I think I will try to turn it more towards lyrics. Towards feelings and thoughts, in contrast to the jams of the last few weeks that for good or bad have been pretty thoughtless.

Jam 21: Push-ups

This one was like push-ups. Recorded guitar and piano with Op1 built in mic. Recorded every other track in reverse. Slowed/pitched down 12 semitones (halfspeed). Had the Endless sequencer play on top.
Just like doing pushups, nothing glorious.

June 2: Mon Monotron

The Korg Monotron is a funny creature. Small, so full of potential, yet a bit challenging if you want to create musical pieces that are in tune and keep a steady pitch. In that sense playing it is a bit like the trombone or a violin with floating boundaries between different notes.

Well, listening to Brian Funk’s podcast featuring Adam Rokhsar I got the tip of a free auto-tune plugin called Auburn Graillon 2 Live Voice Changer. And I figured it could be useful for the monotron.

So, all sounds in today’s jam comes from the Monotron, except a clap. While warping the bass note I made the terrific mistake to warp it to 6/8 (6/4?) instead of straight quarter notes. So, with the drums I got this triplet swinging shuffle that was totally unplanned. “honor thy mistake as a hidden intention”.

June 1: Gated bells

Hey ho, let’s go. It’s good to finish something every day. I’ll try to keep up the routine. Today’s experiment concerns using a gate sidechained to something else. A few years back I listened to the UK act Bicep and their song Glue attracted my interested. I felt pretty good about myself when I figured out on my own that they were using a gate.

Today I resampled a bell sound, or rather a bell melody, in the spirit of Jon Hopkins – mangling and destroying it with extreme delay settings, some Soundtoys filter plugin and what not. I should have sidechained my gate to something more funky than a straight four-to-the-floor beat. Next time.

May Challenge 14: Op-1 house

A good thing with doing these 14 May challenges is that has made me reconnect with the OP-1. When I’m short of time and need to doing something that feels creative – there’s simply no better sketchpad. Even though I’m pretty fluent with the Op-1, half of the time I’ve got no idea what I’m doing. I’m grabbing a preset of some synth, a few quick tweaks to get it more to my liking and off we go.

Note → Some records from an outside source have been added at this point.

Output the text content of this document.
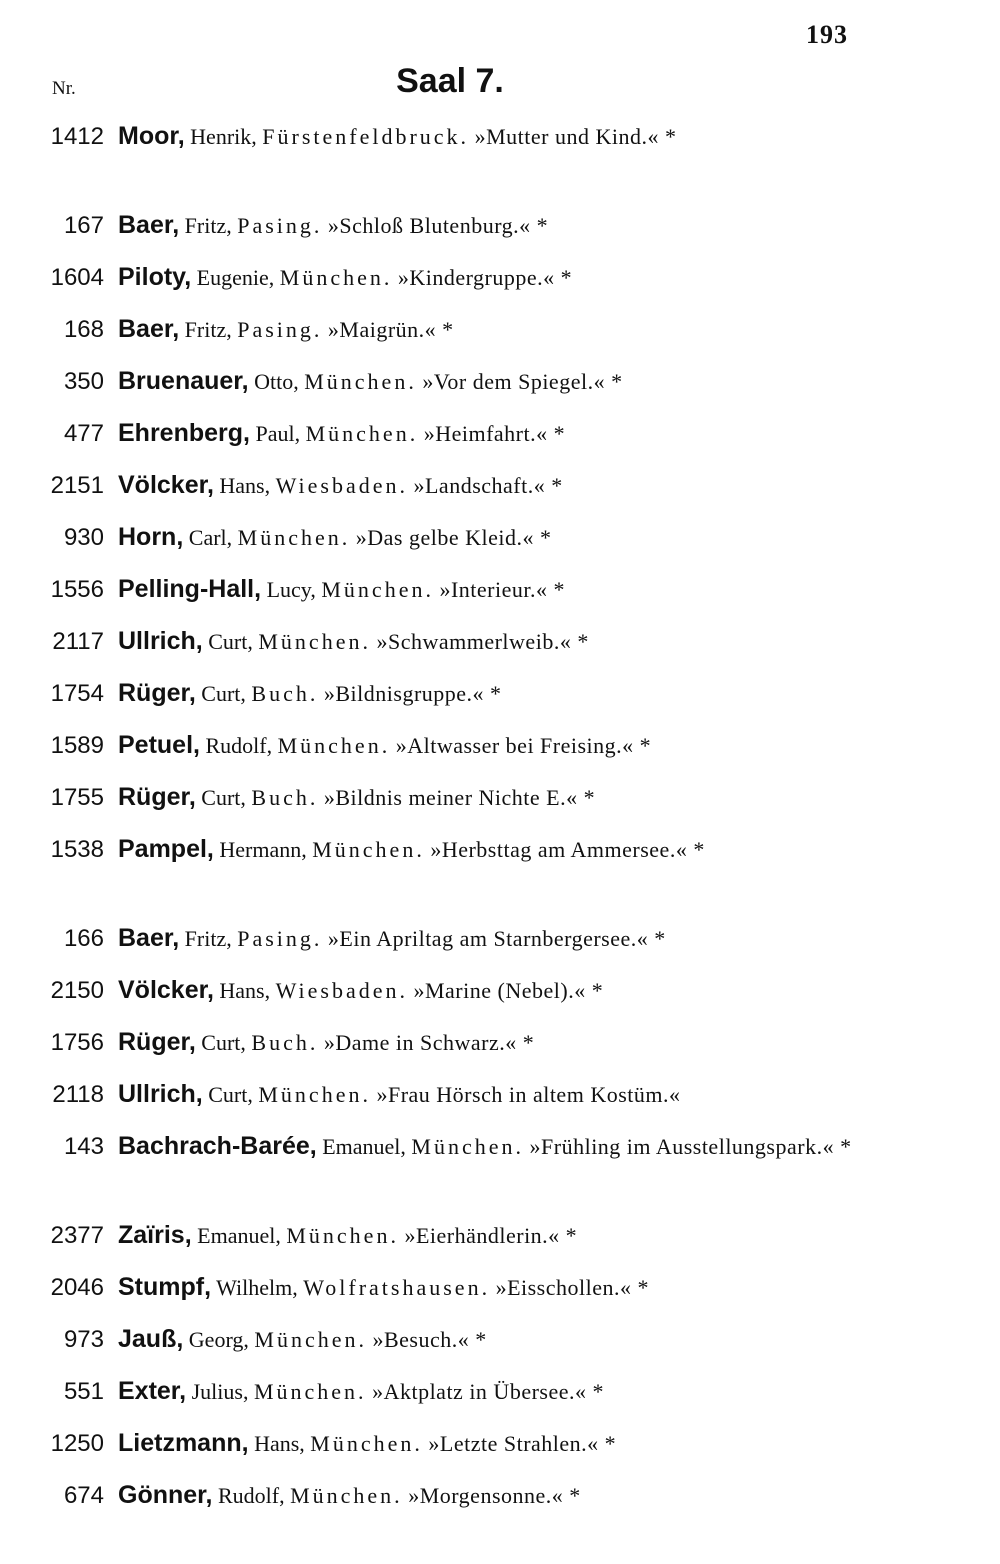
193
Nr.	Saal 7.
1412 Moor, Henrik, Fürstenfeldbruck. »Mutter und Kind.« *
167 Baer, Fritz, Pasing. »Schloß Blutenburg.« *
1604 Piloty, Eugenie, München. »Kindergruppe.« *
168 Baer, Fritz, Pasing. »Maigrün.« *
350 Bruenauer, Otto, München. »Vor dem Spiegel.« *
477 Ehrenberg, Paul, München. »Heimfahrt.« *
2151 Völcker, Hans, Wiesbaden. »Landschaft.« *
930 Horn, Carl, München. »Das gelbe Kleid.« *
1556 Pelling-Hall, Lucy, München. »Interieur.« *
2117 Ullrich, Curt, München. »Schwammerlweib.« *
1754 Rüger, Curt, Buch. »Bildnisgruppe.« *
1589 Petuel, Rudolf, München. »Altwasser bei Freising.« *
1755 Rüger, Curt, Buch. »Bildnis meiner Nichte E.« *
1538 Pampel, Hermann, München. »Herbsttag am Ammersee.« *
166 Baer, Fritz, Pasing. »Ein Apriltag am Starnbergersee.« *
2150 Völcker, Hans, Wiesbaden. »Marine (Nebel).« *
1756 Rüger, Curt, Buch. »Dame in Schwarz.« *
2118 Ullrich, Curt, München. »Frau Hörsch in altem Kostüm.«
143 Bachrach-Barée, Emanuel, München. »Frühling im Ausstellungspark.« *
2377 Zaïris, Emanuel, München. »Eierhändlerin.« *
2046 Stumpf, Wilhelm, Wolfratshausen. »Eisschollen.« *
973 Jauß, Georg, München. »Besuch.« *
551 Exter, Julius, München. »Aktplatz in Übersee.« *
1250 Lietzmann, Hans, München. »Letzte Strahlen.« *
674 Gönner, Rudolf, München. »Morgensonne.« *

This time around, and especially today, I’ve become aware of all the “randomization” available with the OP-1 sequencers, such as Endless. It just seems hotwired to get happy accidents happening.

Today’s jam was built up in 8-bar segments. Adding loops, “ping-pong” resampling etc til I had enough small loops to get a full arrangement. Dumped everything into Live arrangement view and started.